Banjarbaru- Kenaikan harga oli mesin sepeda motor mulai dirasakan masyarakat di Kota Banjarbaru. Sejak awal Juni 2026, sejumlah bengkel mencatat adanya penyesuaian harga jual oli yang mencapai sekitar Rp10 ribu per botol dibandingkan harga sebelumnya.
Pemilik Bengkel Gemilang Motor, Radityo, mengatakan hampir seluruh merek oli yang dijual mengalami kenaikan harga.
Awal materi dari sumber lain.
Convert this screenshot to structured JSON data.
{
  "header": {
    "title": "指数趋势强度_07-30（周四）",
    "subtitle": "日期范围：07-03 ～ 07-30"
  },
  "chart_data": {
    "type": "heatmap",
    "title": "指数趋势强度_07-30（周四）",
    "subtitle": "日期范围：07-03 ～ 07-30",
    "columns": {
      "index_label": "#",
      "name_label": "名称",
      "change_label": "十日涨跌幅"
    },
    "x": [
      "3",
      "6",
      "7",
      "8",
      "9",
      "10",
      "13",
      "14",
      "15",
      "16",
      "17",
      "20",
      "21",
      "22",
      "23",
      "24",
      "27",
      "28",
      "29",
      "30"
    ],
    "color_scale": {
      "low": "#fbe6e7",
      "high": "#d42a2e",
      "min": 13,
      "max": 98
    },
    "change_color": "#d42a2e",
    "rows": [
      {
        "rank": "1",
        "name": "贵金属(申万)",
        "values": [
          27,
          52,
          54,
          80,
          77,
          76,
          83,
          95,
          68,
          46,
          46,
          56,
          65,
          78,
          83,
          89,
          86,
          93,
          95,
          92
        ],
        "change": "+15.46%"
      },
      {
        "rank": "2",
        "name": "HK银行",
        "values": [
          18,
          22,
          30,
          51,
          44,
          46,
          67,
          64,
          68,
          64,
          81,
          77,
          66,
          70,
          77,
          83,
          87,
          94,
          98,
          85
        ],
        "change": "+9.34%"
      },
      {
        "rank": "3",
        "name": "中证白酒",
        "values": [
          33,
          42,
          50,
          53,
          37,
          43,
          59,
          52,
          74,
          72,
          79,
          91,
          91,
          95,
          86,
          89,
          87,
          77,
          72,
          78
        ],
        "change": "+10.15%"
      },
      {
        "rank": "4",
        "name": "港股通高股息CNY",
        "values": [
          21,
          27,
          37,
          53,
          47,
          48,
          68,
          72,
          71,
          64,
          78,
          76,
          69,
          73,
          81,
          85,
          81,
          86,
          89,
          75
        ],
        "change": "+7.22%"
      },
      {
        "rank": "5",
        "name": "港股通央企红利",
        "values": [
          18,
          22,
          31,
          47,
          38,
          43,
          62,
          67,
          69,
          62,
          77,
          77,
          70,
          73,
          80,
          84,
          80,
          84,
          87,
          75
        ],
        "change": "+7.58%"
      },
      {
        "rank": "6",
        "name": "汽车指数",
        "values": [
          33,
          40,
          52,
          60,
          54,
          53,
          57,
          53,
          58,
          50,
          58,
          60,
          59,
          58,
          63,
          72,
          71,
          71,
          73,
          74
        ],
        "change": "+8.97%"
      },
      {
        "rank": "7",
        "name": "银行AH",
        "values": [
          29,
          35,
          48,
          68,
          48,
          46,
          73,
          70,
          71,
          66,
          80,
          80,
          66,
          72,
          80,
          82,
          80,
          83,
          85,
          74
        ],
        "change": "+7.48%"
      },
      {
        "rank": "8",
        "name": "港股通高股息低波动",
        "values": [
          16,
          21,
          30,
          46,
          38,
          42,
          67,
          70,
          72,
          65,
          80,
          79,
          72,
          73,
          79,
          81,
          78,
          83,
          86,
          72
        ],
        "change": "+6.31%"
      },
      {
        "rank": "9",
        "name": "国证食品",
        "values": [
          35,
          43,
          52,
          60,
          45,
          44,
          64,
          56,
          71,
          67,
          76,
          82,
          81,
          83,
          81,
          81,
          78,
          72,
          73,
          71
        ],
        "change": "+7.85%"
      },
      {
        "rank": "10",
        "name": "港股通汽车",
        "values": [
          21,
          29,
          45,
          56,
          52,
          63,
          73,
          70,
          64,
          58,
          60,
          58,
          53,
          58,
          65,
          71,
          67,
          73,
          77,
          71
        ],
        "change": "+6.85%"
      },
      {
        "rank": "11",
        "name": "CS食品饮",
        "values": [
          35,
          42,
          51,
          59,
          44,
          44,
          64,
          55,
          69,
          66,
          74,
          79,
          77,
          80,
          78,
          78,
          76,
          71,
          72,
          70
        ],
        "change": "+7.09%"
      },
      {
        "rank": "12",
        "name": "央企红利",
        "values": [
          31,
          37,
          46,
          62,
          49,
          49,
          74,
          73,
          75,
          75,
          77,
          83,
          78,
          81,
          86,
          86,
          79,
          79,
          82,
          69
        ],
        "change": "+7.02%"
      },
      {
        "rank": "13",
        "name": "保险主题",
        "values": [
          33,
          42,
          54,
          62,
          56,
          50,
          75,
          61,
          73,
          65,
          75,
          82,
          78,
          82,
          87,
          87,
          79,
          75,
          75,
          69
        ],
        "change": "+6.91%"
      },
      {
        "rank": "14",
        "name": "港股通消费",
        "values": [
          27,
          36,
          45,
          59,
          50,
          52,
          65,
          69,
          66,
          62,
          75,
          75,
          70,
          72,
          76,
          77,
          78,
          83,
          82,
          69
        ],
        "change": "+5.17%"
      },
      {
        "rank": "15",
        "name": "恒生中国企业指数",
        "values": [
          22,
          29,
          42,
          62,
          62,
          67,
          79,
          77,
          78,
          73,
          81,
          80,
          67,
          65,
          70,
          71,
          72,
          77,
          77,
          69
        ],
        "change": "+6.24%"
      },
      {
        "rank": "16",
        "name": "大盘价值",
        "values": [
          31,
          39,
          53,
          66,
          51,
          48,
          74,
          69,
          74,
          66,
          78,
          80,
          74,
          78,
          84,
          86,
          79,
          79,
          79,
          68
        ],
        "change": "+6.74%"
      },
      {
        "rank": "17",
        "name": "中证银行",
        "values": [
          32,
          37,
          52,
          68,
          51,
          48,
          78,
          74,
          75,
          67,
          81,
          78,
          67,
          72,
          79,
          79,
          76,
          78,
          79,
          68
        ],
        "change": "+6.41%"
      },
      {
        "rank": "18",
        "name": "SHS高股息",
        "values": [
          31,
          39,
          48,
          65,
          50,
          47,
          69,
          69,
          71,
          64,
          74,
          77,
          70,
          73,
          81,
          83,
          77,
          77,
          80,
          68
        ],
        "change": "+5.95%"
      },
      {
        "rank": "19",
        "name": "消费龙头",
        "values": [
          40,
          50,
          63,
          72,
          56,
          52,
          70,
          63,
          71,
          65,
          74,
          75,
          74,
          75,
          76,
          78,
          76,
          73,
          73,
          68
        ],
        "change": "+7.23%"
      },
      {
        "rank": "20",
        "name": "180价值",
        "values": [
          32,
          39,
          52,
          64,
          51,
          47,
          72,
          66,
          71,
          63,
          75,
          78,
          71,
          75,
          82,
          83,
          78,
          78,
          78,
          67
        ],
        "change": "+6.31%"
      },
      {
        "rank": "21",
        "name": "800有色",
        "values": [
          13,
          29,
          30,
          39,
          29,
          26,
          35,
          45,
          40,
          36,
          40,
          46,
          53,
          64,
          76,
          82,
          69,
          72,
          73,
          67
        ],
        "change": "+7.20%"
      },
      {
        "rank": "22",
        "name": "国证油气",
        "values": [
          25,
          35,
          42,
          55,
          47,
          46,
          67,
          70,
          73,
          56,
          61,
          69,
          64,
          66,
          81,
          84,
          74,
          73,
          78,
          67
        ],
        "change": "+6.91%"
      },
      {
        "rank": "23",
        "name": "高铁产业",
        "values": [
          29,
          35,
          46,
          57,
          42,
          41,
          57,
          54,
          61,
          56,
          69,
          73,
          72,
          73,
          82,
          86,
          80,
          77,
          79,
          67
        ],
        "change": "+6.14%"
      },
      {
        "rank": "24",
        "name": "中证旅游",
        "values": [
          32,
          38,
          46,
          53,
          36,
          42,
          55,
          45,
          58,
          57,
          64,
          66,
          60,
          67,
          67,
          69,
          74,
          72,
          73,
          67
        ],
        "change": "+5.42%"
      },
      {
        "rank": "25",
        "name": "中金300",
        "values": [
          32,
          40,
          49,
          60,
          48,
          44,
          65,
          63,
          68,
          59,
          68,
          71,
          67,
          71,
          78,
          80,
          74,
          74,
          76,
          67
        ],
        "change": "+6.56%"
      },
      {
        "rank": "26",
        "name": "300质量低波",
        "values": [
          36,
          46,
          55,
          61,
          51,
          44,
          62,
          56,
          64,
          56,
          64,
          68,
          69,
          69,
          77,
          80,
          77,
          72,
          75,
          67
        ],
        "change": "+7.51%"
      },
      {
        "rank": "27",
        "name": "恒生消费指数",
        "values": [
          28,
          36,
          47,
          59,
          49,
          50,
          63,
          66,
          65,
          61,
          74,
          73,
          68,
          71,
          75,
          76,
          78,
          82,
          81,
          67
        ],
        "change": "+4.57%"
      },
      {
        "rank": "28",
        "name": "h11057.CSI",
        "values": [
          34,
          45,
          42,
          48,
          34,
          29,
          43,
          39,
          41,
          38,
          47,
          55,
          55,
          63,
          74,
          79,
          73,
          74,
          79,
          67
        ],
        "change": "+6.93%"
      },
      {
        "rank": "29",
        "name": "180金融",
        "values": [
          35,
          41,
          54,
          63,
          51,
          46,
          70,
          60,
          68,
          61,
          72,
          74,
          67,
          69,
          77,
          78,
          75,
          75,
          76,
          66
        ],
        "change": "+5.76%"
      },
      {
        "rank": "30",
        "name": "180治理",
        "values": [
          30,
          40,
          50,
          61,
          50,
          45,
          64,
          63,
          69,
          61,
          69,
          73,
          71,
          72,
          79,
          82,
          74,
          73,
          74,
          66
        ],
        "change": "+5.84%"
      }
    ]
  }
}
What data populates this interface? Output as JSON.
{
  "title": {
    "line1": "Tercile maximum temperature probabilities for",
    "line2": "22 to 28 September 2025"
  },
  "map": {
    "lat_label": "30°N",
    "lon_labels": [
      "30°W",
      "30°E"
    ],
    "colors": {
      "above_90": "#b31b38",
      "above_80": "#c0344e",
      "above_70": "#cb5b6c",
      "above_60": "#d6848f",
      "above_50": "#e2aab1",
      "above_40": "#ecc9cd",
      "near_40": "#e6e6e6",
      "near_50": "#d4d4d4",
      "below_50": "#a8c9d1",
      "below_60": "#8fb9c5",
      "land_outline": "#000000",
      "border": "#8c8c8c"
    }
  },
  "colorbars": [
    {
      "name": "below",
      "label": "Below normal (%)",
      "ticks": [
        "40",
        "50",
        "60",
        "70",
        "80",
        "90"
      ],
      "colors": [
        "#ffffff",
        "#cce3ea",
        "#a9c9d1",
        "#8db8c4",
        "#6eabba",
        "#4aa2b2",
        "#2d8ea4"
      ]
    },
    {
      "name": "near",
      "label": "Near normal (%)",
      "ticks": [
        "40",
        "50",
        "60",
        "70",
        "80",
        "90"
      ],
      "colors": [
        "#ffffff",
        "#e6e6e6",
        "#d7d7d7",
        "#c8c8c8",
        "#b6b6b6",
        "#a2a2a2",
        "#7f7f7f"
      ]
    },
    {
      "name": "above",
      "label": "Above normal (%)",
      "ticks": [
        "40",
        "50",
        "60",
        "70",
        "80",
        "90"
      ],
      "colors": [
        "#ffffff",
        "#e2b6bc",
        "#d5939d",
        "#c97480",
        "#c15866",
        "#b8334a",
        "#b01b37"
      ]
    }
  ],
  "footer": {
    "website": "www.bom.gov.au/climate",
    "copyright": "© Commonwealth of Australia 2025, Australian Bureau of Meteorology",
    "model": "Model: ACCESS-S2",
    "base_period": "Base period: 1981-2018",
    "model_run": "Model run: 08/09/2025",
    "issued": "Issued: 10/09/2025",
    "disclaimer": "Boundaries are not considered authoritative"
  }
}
Penyesuaian tersebut mulai berlaku sejak 1 Juni 2026 dan berdampak pada berbagai jenis oli yang digunakan konsumen.
“Naik semua. Rata-rata sekitar Rp10 ribu per botol. Sebelumnya di kisaran Rp66 ribu sampai Rp67 ribu, sekarang menjadi sekitar Rp76 ribu sampai Rp78 ribu,” ujarnya.
Meski terjadi kenaikan harga, aktivitas servis dan penggantian oli di bengkel miliknya masih berjalan normal. Menurut Radityo, kebutuhan perawatan kendaraan membuat pelanggan tetap melakukan penggantian oli secara berkala.
“Untuk konsumen masih stabil saja. Ada yang tahu harga naik, ada juga yang baru tahu saat datang ke bengkel,” katanya.
Ia mengaku belum mengetahui secara pasti faktor yang menyebabkan kenaikan harga tersebut. Namun berdasarkan informasi yang diterimanya dari distributor, hampir seluruh merek oli mengalami penyesuaian harga dalam periode yang sama.
Dalam operasional sehari-hari, Bengkel Gemilang Motor masih melayani belasan kendaraan untuk berbagai kebutuhan perawatan, termasuk servis ringan dan penggantian oli mesin.
Di sisi lain, kenaikan harga ini mulai dirasakan oleh para pengguna sepeda motor. Salah seorang pelanggan, Andi, mengaku cukup terkejut karena biaya penggantian oli kini lebih tinggi dibandingkan beberapa waktu lalu.
“Dulu biasanya ganti oli sekitar Rp60 ribuan, sekarang sudah Rp70 ribuan lebih. Lumayan terasa naiknya,” ujarnya.
Meski demikian, Andi menilai penggantian oli tetap menjadi kebutuhan yang tidak bisa ditunda karena berkaitan langsung dengan kondisi dan performa kendaraan.
“Mau tidak mau tetap harus ganti. Kalau tidak dirawat, nanti justru bisa merusak mesin motor,” tutupnya.
Kenaikan harga oli ini menambah daftar kebutuhan kendaraan yang mengalami penyesuaian biaya dalam beberapa waktu terakhir. Namun hingga kini, aktivitas perawatan kendaraan di sejumlah bengkel di Banjarbaru masih terpantau berjalan normal.